Chapitre 12
Frank a une sacrée tête de mule. Peut-être autant que
Lara, en fait. Mais étant donné que je la connais depuis moins longtemps, nous
partageons moins de confiance, donc son attitude bornée me semble plus présente. Tout
ça pour dire que Frank n'a pas voulu me raconter sa fuite tout de suite. J'ai
du attendre plusieurs jours avant qu'elle daigne me donner quelques informations,
afin de soulager ma soif de connaissance. Elle a tellement un orgueil imposant : la
petite mésaventure qu'elle a vécu la décourageait de me conter l'histoire.
Enfin... l'essentiel étant que je la connais aujourd'hui. La voici, dans ses
maigres détails.
Frank courait déjà depuis quelques minutes, la tête en l'air, guettant une planque
propice. Dans cette région de la forêt, la pluie s'était mise à tomber. Filtrée
par les feuillages des arbres, seules de petites gouttelettes parvenaient au sol. Une
humidité écrasante s'était emparée du sous-bois, mais la formation de brume
refroidissait grandement l'atmosphère. Malgré l'air frais, la course rapide de
Frank lui donnait chaud. De la sueur perlait à ses tempes ou sur ses bras dénudés,
basanés suite à une longue exposition au soleil.

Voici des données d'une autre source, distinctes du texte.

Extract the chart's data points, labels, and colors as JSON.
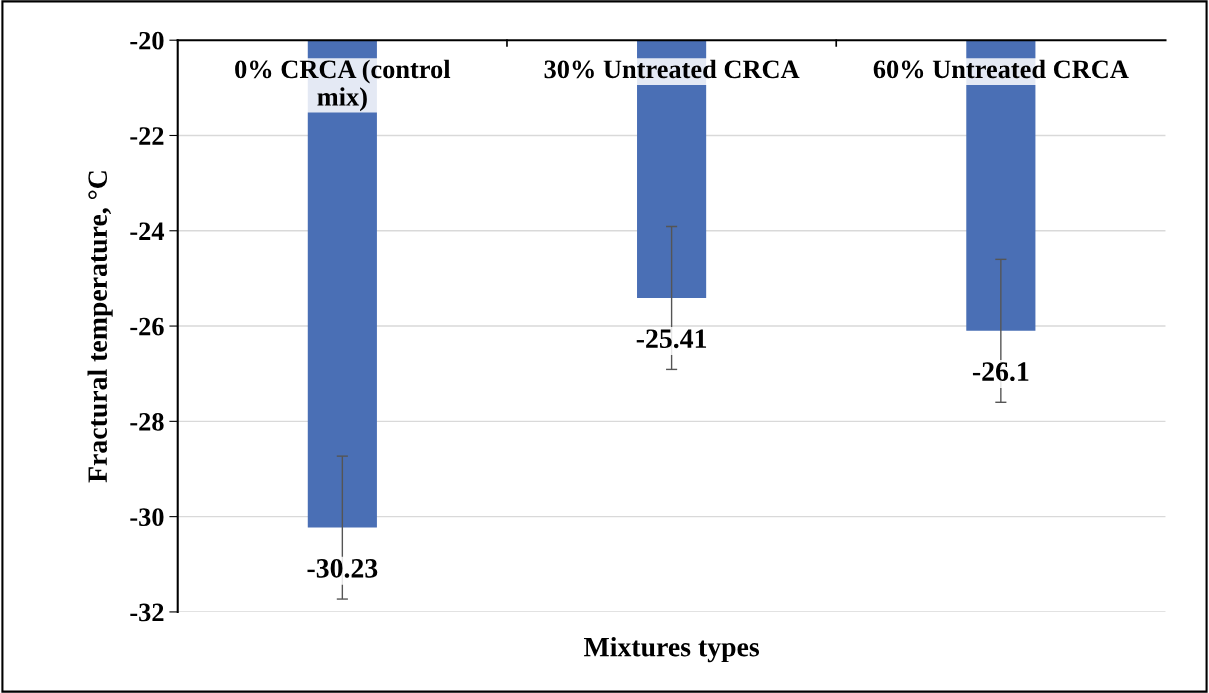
{
  "chart_data": {
    "type": "bar",
    "xlabel": "Mixtures types",
    "ylabel": "Fractural temperature, °C",
    "categories": [
      "0% CRCA (control\nmix)",
      "30% Untreated CRCA",
      "60% Untreated CRCA"
    ],
    "values": [
      -30.23,
      -25.41,
      -26.1
    ],
    "errors": [
      1.5,
      1.5,
      1.5
    ],
    "color": "#4a6fb5",
    "ylim": [
      -32,
      -20
    ],
    "yticks": [
      -32,
      -30,
      -28,
      -26,
      -24,
      -22,
      -20
    ],
    "grid": "y",
    "data_labels": true
  }
}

Elle stoppa soudainement. Levant les yeux, elle sourit, ayant déterminé où elle allait
se cacher. Elle revint sur ses pas de quelques dix mètres, jeta ses lunettes fumées et
son foulard orange par terre, et retourna ensuite à l'arbre. Elle y grimpa
agilement, ses muscles vifs et forts roulant sous sa peau douce. Elle s'assis sur une
branche basse, en faisant tout de même attention afin de bien demeurer cachée par les
feuillages, et laissa pendre ses jambes de chaque côté. Elle attacha ses longs cheveux
noirs avec un bout de tissu trempé. Elle s'étendit contre la branche, ramena son
arme devant elle et entreprit de l'armer. Elle y plaça le silencieux, fixa la visée
laser, et tira quelques coups afin de d'assurer du bon fonctionnement de la
quincaillerie. Ne décelant aucun pépin, elle acheva ses préparatifs et visa à deux
mètres au dessus de ses effets personnels, qu'elle avait laissé au sol pour servir
d'appât. Elle attendit, en silence, sous la pluie.
Deux mercenaires se pointèrent entre les arbres quelques minutes plus tard. Ils
tournèrent en rond quelques minutes dans les environs avant de trouver les lunettes et le
foulard de Franchesca. Cette dernière, prête à faire son travail, retint son souffle
pour ne pas bouger. L'un des assassins s'inclina pour ramasser les objets. Frank
appuya, légèrement mais sûrement, sur la détente de son arme. Le projectile vint
sectionner la colonne cervicale de sa victime. Le mercenaire s'effondra devant son
collègue, ébahi. Ce dernier réagit cependant plus rapidement que Frank ne l'avait
prévu. Il dégaina sa propre arme, un pistolet semi-automatique, et se mis à bouger, à
tourner, à se déplacer, devenant ainsi une cible difficile pour Frank.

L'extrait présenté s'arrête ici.